Lâcher nos parts fortes
- Virginie Lambre
- 15 mars
- 3 min de lecture
Avec le temps, j'ai fini par comprendre que quand une expérience m'est proposée et que je vois une, puis deux, puis trois, puis plus encore de mes connaissances ou personnes qui viennent me voir en tant que thérapeute la vivre, alors il s'agit assez probablement d'une expérience en train d'être vécue sur un plan plus collectif.
Pour un certain nombre d'entre nous, la Vie semble ainsi nous inviter en ce moment à baisser les armes.
Baisser les armes ne veut pas dire perdre le combat. C'est simplement reconnaître qu'il n'y a pas de combat, qu'il n'y en a jamais eu d'autre qu'entre soi et soi-même.
La Vie à parfois pu nous présenter des expériences peu évidentes et nous avons appris à les affronter seuls, sans s'appuyer vraiment sur personne, par choix ou par défaut. Nous avons alors développé une grande capacité à tenir bon, à surmonter des évènements difficiles. Nous avons ainsi développé une grande force intérieure. Comme un trésor qui ne demandait qu'à se révéler, la Vie nous a mis sur la voie, souvent inconfortable, pour trouver en nous cette ressource si précieuse.
Une fois trouvée, il faut souvent un peu de temps avant de le réaliser et d'être capable de la sentir, de s'en reconnaître la qualité. Cela demande une certaine prise de recul pour se "voir fort", surtout quand cette force a émergée de situations de faiblesses (après un trauma, face à une maladie, après une rupture ou un deuil, ...).
Quand cette force s'est finalement posée, ancrée en soi, et que nous sommes capables de la sentir, la dernière étape (tout aussi compliquée que les précédentes !), consiste alors à savoir la lâcher.
Vaste programme ...
Comment lâcher ce qui a été le moteur de notre avancée ? Ce sur quoi nous nous sommes appuyés pour aller de l'avant ? Cela paraît, pour l'ego, inconcevable.

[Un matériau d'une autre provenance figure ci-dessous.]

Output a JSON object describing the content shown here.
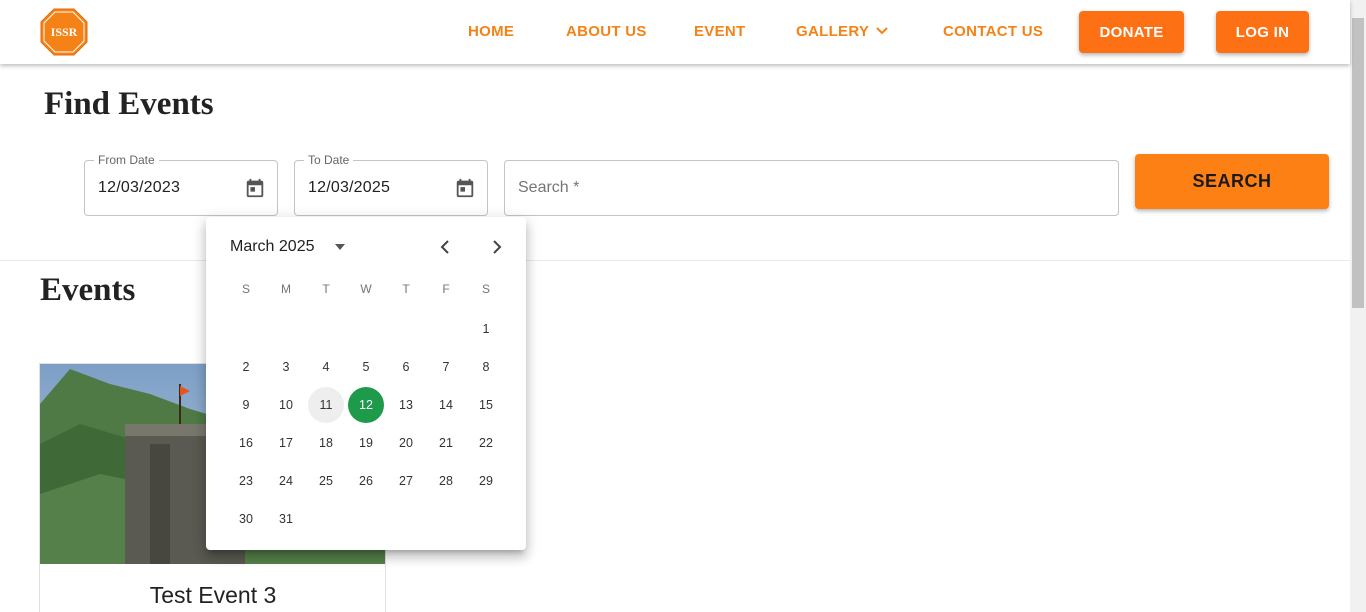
{
  "brand": {
    "logo_text": "ISSR",
    "accent": "#f58216",
    "button_color": "#fd7014"
  },
  "nav": {
    "home": "HOME",
    "about": "ABOUT US",
    "event": "EVENT",
    "gallery": "GALLERY",
    "contact": "CONTACT US",
    "donate": "DONATE",
    "login": "LOG IN"
  },
  "find_events": {
    "title": "Find Events",
    "from_date": {
      "label": "From Date",
      "value": "12/03/2023"
    },
    "to_date": {
      "label": "To Date",
      "value": "12/03/2025"
    },
    "search": {
      "placeholder": "Search *"
    },
    "search_button": "SEARCH"
  },
  "events": {
    "title": "Events",
    "cards": [
      {
        "title": "Test Event 3"
      }
    ]
  },
  "calendar": {
    "month_label": "March 2025",
    "weekdays": [
      "S",
      "M",
      "T",
      "W",
      "T",
      "F",
      "S"
    ],
    "first_weekday_index": 6,
    "days_in_month": 31,
    "today": 11,
    "selected": 12,
    "selected_color": "#1e9a4b"
  }
}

La suite du chemin est pourtant à ce prix.
Car nos parts fortes nous protègent. Et, comme tout mécanisme de protection, elles finissent par nous enfermer si nous les laissons toujours aux manettes.
Quand nous nous sommes prouvés que nous savions agir avec force, alors nous pouvons entamer le chemin inverse qui consiste à nous prouver que nous pouvons agir avec vulnérabilité.
C'est d'ailleurs ici que réside la vraie force : dans cet espace où nous pouvons la laisser de côté.
Ainsi déposée à côté de nous, nous pouvons alors prendre le risque de ne pas être le plus fort, de ne pas contrôler, d'avoir besoin de l'autre, le risque d'être à nouveau atteint, déçu, blessé mais aussi le risque d'être soutenu, aimé, compris. La Vie est ce qui se passe dans cet espace de risque, d'incertitude, d'inconnu et cet espace ne jaillit pleinement que quand la force abdique.
Honorer sa vulnérabilité comme une force devient alors une des clés fondamentales du chemin.
Pour celles et ceux dont la vulnérabilité à été utilisée comme une brèche, le chemin peut être long. Mais il arrive toujours un moment où tenir sur ses parts fortes arrête de sonner juste, où le schéma enferme plus qu'il ne protège. Il est alors temps de s'ouvrir à nouveau aux autres parts de nous-même qui demandent à s'exprimer, à recevoir, à expérimenter autre chose : se laisser faire, se laisser aller, s'ouvrir.
Baisser sa garde est par ailleurs le meilleur moyen de laisser entrer dans nos vies des personnes fortes, celles dont nous aspirons à l'appui et au soutien. Comment pourraient elles rentrer si nous ne nous leur en laissons pas la place et occupons tout le terrain ? La force de l'autre se révèle quand je lui en laisse l'espace pour s'exprimer.
La Vie nous propose d'offrir de l'espace à cette force extérieure autant espérée que redoutée, d'oser sa vulnérabilité, d'avoir le courage de se laisser approcher, cueillir avec délicatesse.
C'est dans cet espace ouvert, de non résistance à ce qui est, que réside toute la puissance de la force.